In 1313, Tolomei, together with two companions, Patrizio di Francesco Patrizi and Ambrogio di Nino Piccolomini, noble Sienese merchants and members of the same Confraternity, retired to Accona on a property belonging to his family. He had taken the name of "Bernard" (in its Italian form Bernardo) out of admiration for The Cistercian abbot, St. Bernard of Clairvaux. Here they lived a hermitic penitential life characterised by prayer, manual work and silence.

Towards the end of 1318 or the beginning of 1319, while deep in prayer, he is said to have seen a ladder on which monks in white habits ascended, helped by angels, and awaited by Jesus and Mary. Tolomei founded the Congregation of the Blessed Virgin of Monte Oliveto (the Olivetans), giving it the Rule of St. Benedict. The purpose of the new community was a special devotion to the Blessed Virgin. Bishop Guido Tarlati of Arezzo, within whose diocese the congregation was formed, confirmed its constitution in (1319), and many favours were granted by Popes John XXII, Clement VI (1344), and Gregory XI. Since the Benedictine rule did not prescribe the colour of monastic dress, the Olivetans adopted white habits.

Through the generosity of a merchant, a monastery was erected at Siena; Bishop Tarlati built another at Arezzo; a third sprang up at Florence; and within a very few years there were establishments at Camprena, Volterra, San Geminiano, Eugubio, Foligno, and Rome.

During the Plague of 1348, Tolomei left the solitude of Monte Oliveto for the monastery of San Benedetto a Porta Tufi in Siena.

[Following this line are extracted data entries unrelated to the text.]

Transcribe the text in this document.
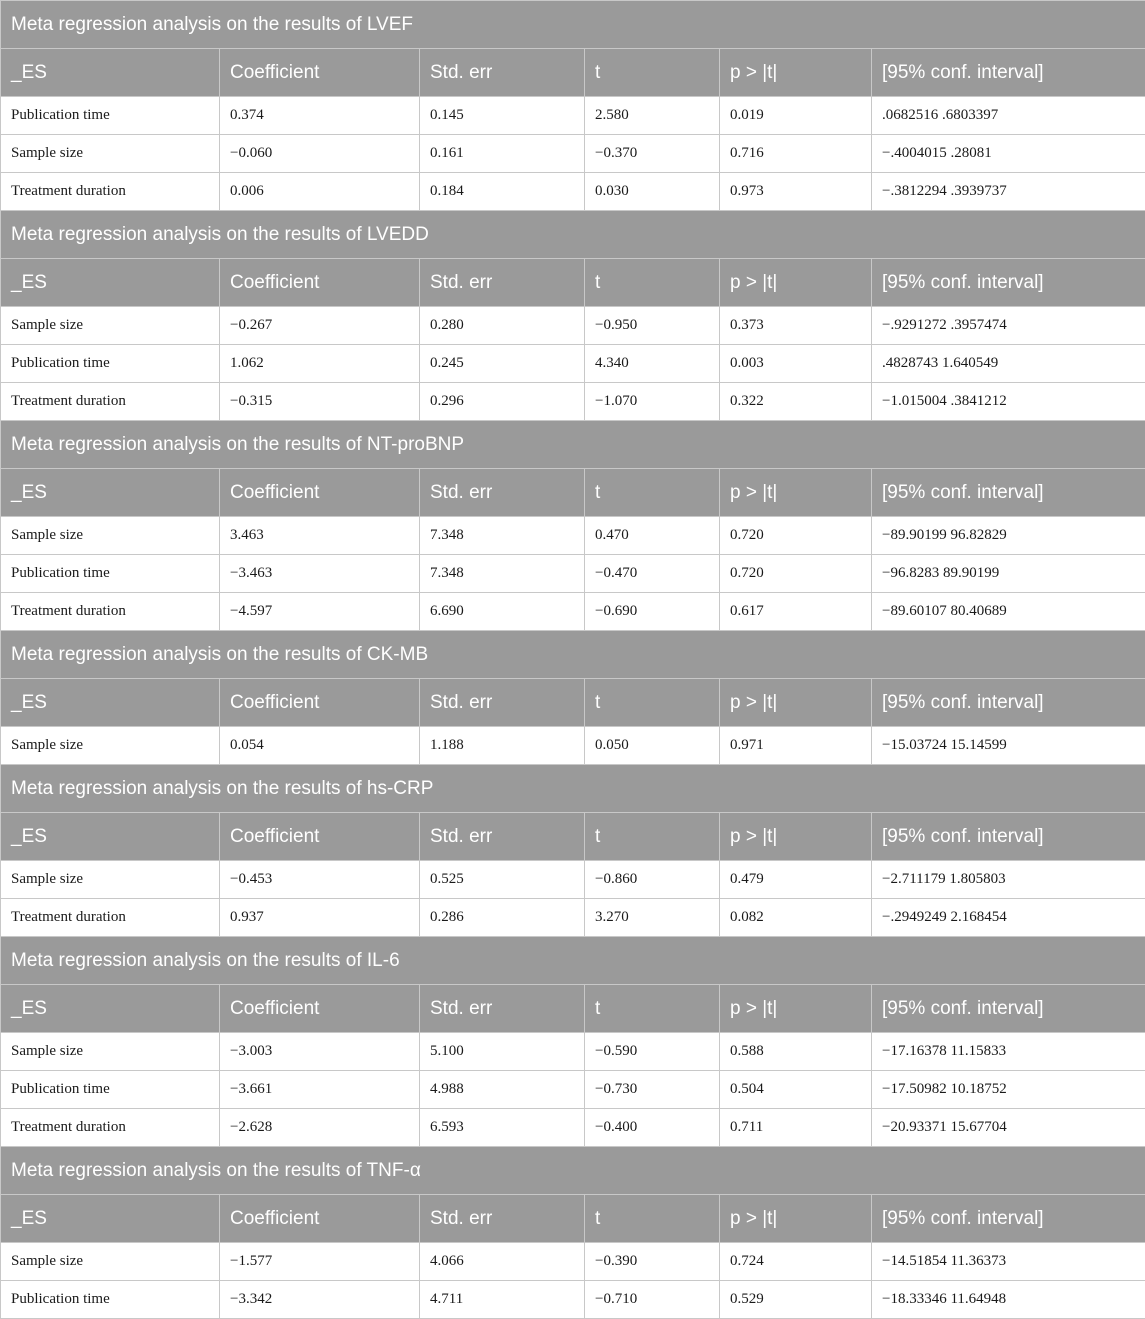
Meta regression analysis on the results of LVEF					
_ES	Coefficient	Std. err	t	p > |t|	[95% conf. interval]
Publication time	0.374	0.145	2.580	0.019	.0682516 .6803397
Sample size	−0.060	0.161	−0.370	0.716	−.4004015 .28081
Treatment duration	0.006	0.184	0.030	0.973	−.3812294 .3939737
Meta regression analysis on the results of LVEDD					
_ES	Coefficient	Std. err	t	p > |t|	[95% conf. interval]
Sample size	−0.267	0.280	−0.950	0.373	−.9291272 .3957474
Publication time	1.062	0.245	4.340	0.003	.4828743 1.640549
Treatment duration	−0.315	0.296	−1.070	0.322	−1.015004 .3841212
Meta regression analysis on the results of NT-proBNP					
_ES	Coefficient	Std. err	t	p > |t|	[95% conf. interval]
Sample size	3.463	7.348	0.470	0.720	−89.90199 96.82829
Publication time	−3.463	7.348	−0.470	0.720	−96.8283 89.90199
Treatment duration	−4.597	6.690	−0.690	0.617	−89.60107 80.40689
Meta regression analysis on the results of CK-MB					
_ES	Coefficient	Std. err	t	p > |t|	[95% conf. interval]
Sample size	0.054	1.188	0.050	0.971	−15.03724 15.14599
Meta regression analysis on the results of hs-CRP					
_ES	Coefficient	Std. err	t	p > |t|	[95% conf. interval]
Sample size	−0.453	0.525	−0.860	0.479	−2.711179 1.805803
Treatment duration	0.937	0.286	3.270	0.082	−.2949249 2.168454
Meta regression analysis on the results of IL-6					
_ES	Coefficient	Std. err	t	p > |t|	[95% conf. interval]
Sample size	−3.003	5.100	−0.590	0.588	−17.16378 11.15833
Publication time	−3.661	4.988	−0.730	0.504	−17.50982 10.18752
Treatment duration	−2.628	6.593	−0.400	0.711	−20.93371 15.67704
Meta regression analysis on the results of TNF-α					
_ES	Coefficient	Std. err	t	p > |t|	[95% conf. interval]
Sample size	−1.577	4.066	−0.390	0.724	−14.51854 11.36373
Publication time	−3.342	4.711	−0.710	0.529	−18.33346 11.64948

The disease was particularly virulent in the city. Tolomei and his monks devoted themselves to the care of the sick. On 20 August 1348, while helping his plague-stricken monks, he himself fell victim to the Plague. Eighty-two monks likewise succumbed to the plague.

His last days were depicted in a painting by the 18th-century Italian painter Giuseppe Maria Crespi in a work was entitled: 'The Blessed Bernard Tolomei Interceding for the Cessation of the Plague in Siena' (1735).

After having ruled the religious body he had founded for 27 years Tolomei died, at the age of 76. Tolomei was canonized in 2009.